Have connected the MySQL data through Kafka into Druid,. But the data format is coming wrong. Will check and resolve it.
After syncing the data with Mysql and Druid through Kafka, I observed that the data is duplicated into druid. Removing the duplicates from Druid through schema is not acheivable after referrring to doc.
So I am trying to acheive this through Confluent. I am right now facing an issue in this. I will try to resolve this. Also I have loaded the data from June20 to June 28 into druid DB.
I have pointed the Machines to below domains Production - cc.mie.one Dev - ccd.mie.one
I have acheived the live stream data into kafka topic pipeline through JDBC confluent source in my local. With the same config and settings I am not able to get the stream data of ECOMMERCEDB in kafka in Hetzner machines.

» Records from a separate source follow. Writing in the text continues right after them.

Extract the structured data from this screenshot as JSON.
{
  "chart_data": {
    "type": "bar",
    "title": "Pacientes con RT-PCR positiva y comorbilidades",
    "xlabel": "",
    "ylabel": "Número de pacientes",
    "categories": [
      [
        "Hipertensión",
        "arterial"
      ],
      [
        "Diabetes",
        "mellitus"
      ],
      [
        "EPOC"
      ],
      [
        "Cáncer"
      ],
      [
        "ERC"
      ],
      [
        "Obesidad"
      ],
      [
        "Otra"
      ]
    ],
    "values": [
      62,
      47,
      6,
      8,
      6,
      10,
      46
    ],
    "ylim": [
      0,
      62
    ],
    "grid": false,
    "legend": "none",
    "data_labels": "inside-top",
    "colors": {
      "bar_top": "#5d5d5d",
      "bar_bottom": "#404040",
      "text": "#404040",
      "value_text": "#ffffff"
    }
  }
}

I have resolved the issue and able to connect the mysql data from ecomm remote machine to commandcenter through kafka now. But I am facing challenge while reading the big table like products_insights(has 6C + data). In Backend I am getting Err like No space left on device to read the complete data Kafka streams are querying the Db like below
I am facing the below challenges in live streaming the data into Druid. JDBC confluent Connector: curl -X POST -H "Content-Type: application/json" --data '{ "name": "jdbc-source-connector_druid", "config": { "connector.class": "io.confluent.connect.jdbc.JdbcSourceConnector", "tasks.max": "2", "connection.url": "jdbc:mysql://116.203.124.171:3306/ECOMMERCEDB?useUnicode=true&useJDBCCompliantTimezoneShift=true&useLegacyDatetimeCode=false&serverTimezone=UTC", "connection.user": "ecomm", "connection.password": "P@ssWD^713$", "mode": "timestamp", "query": "select from ECOMMERCEDB.productsinsights", "topic.prefix": "druid", "timestamp.column.name": "created_at", "poll.interval.ms": 5000 } }' http://78.47.148.83:8083/connectors Case1: Here the mode "timestamp" is querying the DB fully for every time interval of 5secs. Hence it is not retrieving the data from DB and sometimes I am getting No space left err in /tmp file while writing into streams. Case2: When I change the mode to "bulk" and query like "select from ECOMMERCEDB.products_insights where created >= CURDATE()" , I am able to retrieve the currentdate data from DB but the data is getting duplicated and stored in Druid for every time interval of 5 secs. This inturn results to wrong data in Superset Charts.
As suggested by Karthik, I am making this ticket on hold for now and moving back to ToDo
To load live data from ECOMMERCEDB MySQL to Druid.